Przygarnę kotke

Koty i kotki do adopcji

Moderatorzy: Estraven, LimLim, Moderatorzy

Post » Sob kwi 01, 2006 15:37

aaniaa21 pisze:Piszesz kilkumiesieczna... tzn ? Jak ma np 4 miesiace to juz wiadomo?
Ale w sumie to nie musi byc wielki przytulak...chodzi o to ze Balbis jest dziekim kotkiem, wychowal sie w centrum wawy kolo Stodoly i tam polowal na myszki z mama i rodzenstwem. Nie cierpi jak sie go glaszcze(toleruje tylko drapanie) Tuli sie i Lasi tylko kiedy ma ochote lub kiedy chce jesc, polozy sie na mnie tylko jak cos mu strzeli do lba, choc z tata spi w lozku pod koldra wtulony w niego - taki zmienny wariat.
I w sumie wydaje mi sie ze jest duza roznica miedzy kotkiem urodzonym w domu a tak dziko...

znaczy się jest zupełnie normalnym oswojonym kotem :lol:
dziki kot nie wtula się w człowieka w łóżku
widać woli Twojego tatę i tyle
każdy kot ma fazy na przytulanie

i nie ma absolutnie żadnej różnicy między kotem urodzonym w domu czy w piwnicy. No bo skąd miałaby być?

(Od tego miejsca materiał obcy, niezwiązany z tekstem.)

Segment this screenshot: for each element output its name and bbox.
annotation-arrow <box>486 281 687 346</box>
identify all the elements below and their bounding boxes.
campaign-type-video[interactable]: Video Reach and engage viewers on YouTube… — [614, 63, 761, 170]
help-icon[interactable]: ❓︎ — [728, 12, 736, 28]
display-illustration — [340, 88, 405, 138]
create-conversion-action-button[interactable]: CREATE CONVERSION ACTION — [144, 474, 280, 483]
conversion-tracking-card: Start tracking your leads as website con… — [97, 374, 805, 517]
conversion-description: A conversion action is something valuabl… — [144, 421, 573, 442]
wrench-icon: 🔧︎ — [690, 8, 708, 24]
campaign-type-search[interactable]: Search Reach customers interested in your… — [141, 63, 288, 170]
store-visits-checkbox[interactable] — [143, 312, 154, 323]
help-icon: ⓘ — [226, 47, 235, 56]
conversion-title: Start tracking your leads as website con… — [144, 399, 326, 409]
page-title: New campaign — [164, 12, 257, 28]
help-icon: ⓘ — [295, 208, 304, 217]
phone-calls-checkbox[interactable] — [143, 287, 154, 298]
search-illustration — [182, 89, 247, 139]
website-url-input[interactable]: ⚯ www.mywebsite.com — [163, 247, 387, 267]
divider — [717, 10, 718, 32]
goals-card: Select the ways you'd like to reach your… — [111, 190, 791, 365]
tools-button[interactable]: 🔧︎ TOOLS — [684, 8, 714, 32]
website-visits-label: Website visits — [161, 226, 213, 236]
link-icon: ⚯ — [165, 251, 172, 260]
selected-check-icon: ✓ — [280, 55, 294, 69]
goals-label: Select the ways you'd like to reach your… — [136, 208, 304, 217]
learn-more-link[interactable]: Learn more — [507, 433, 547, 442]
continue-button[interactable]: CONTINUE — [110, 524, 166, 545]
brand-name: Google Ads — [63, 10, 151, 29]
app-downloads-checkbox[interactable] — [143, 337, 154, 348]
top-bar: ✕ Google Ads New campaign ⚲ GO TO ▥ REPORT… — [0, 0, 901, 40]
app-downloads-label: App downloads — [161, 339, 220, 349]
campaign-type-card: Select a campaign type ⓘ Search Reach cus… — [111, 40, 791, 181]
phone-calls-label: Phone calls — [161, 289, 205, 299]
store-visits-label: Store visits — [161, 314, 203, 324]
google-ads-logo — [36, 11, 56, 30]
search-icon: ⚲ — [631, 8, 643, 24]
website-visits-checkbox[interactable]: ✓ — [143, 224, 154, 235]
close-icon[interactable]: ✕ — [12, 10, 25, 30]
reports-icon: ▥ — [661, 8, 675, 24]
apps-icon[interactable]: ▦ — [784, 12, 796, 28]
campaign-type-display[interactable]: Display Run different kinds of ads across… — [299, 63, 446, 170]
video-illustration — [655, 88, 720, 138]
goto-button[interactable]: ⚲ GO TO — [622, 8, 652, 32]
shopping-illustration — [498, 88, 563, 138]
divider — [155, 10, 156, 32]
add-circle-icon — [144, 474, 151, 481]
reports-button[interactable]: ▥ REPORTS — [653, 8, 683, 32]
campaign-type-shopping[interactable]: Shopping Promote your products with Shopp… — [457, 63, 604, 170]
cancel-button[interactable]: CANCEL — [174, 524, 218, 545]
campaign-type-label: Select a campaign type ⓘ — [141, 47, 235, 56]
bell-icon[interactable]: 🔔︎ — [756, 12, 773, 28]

Mój jeden kot urodził się w piwnicy, drugi znaleziony był na parkingu
Ten z piwnicy jak go brałam był takim dzikusem, że pół osiedla go słyszało jak się darł
Teraz to największ, najnamolniejszy, upierdliwy przytulak :lol:

To zależy od kota, jego indywidualnego charakteru, nie od tego, gdzie jego matka miała porodówkę ;)
Obrazek
http://www.forastero.pl hodowla kotów brytyjskich

Mysza

Avatar użytkownika
 
Posty: 39656
Od: Pon cze 02, 2003 10:17
Lokalizacja: prawie Kraków

Post » Sob kwi 01, 2006 15:37

W zyciu sie z toba nie zgodze. Np tak sie z mama balysmy o kotka ze tez nie chcialysmy go wypuszczac i drzalysmy jak musialysmy to zrobic, ale jak patrze na jego radosc jak skacze po trawce, wacha kwiatuszki i bawi sie z sasiadem to az mi sie serce cieszy. Wlasnie takich ludzi nie rozumiem, koty to dzikie zwierzeta i tak samo jak psy potrzebuja natury i potrzebuja same decydowac o tym gdzie chca pojsc a nie ty trzymajac go na smyczce
...................

aaniaa21

 
Posty: 40
Od: Sob lut 18, 2006 23:21

Post » Sob kwi 01, 2006 15:38

aaniaa21 pisze:I w sumie wydaje mi sie ze jest duza roznica miedzy kotkiem urodzonym w domu a tak dziko...


Zle Ci sie wydaje :)

Moja Merci jest zgarnieta ze smietnika jako dziki kociak. Jest strasznym przytulakiem wlazacym na glowe. Roland - kot ze smietnika. Do tej pory nie wiem, jak u niego wylaczyc funkcje "mrucze i miziaj" :lol:
To nie warunki i miejsce urodzenia, to charakter kota decyduje, jaki on bedzie. A charakter w pelni wyksztalca sie u doroslego kota - okolo poltorarocznego.
U moich rodzicow jest kot - po domowej kotce. bezpieczniej go nie dotytak, kiedy nie jest sie pewnym, ze ma na to ochote. Mozna stracic reke :twisted:

Myszka.xww

 
Posty: 28434
Od: Sob lip 20, 2002 18:09
Lokalizacja: Krakoff

Post » Sob kwi 01, 2006 15:39

blad, nie dziekie, drapiezne i wychowane w naturze:)
...................

aaniaa21

 
Posty: 40
Od: Sob lut 18, 2006 23:21

Post » Sob kwi 01, 2006 15:41

aaniaa21 pisze:W zyciu sie z toba nie zgodze. Np tak sie z mama balysmy o kotka ze tez nie chcialysmy go wypuszczac i drzalysmy jak musialysmy to zrobic, ale jak patrze na jego radosc jak skacze po trawce, wacha kwiatuszki i bawi sie z sasiadem to az mi sie serce cieszy. Wlasnie takich ludzi nie rozumiem, koty to dzikie zwierzeta i tak samo jak psy potrzebuja natury i potrzebuja same decydowac o tym gdzie chca pojsc a nie ty trzymajac go na smyczce


Koty domowe, to nie dzikie zwierzeta. To domowe zwierzeta. I moga zyc w domu.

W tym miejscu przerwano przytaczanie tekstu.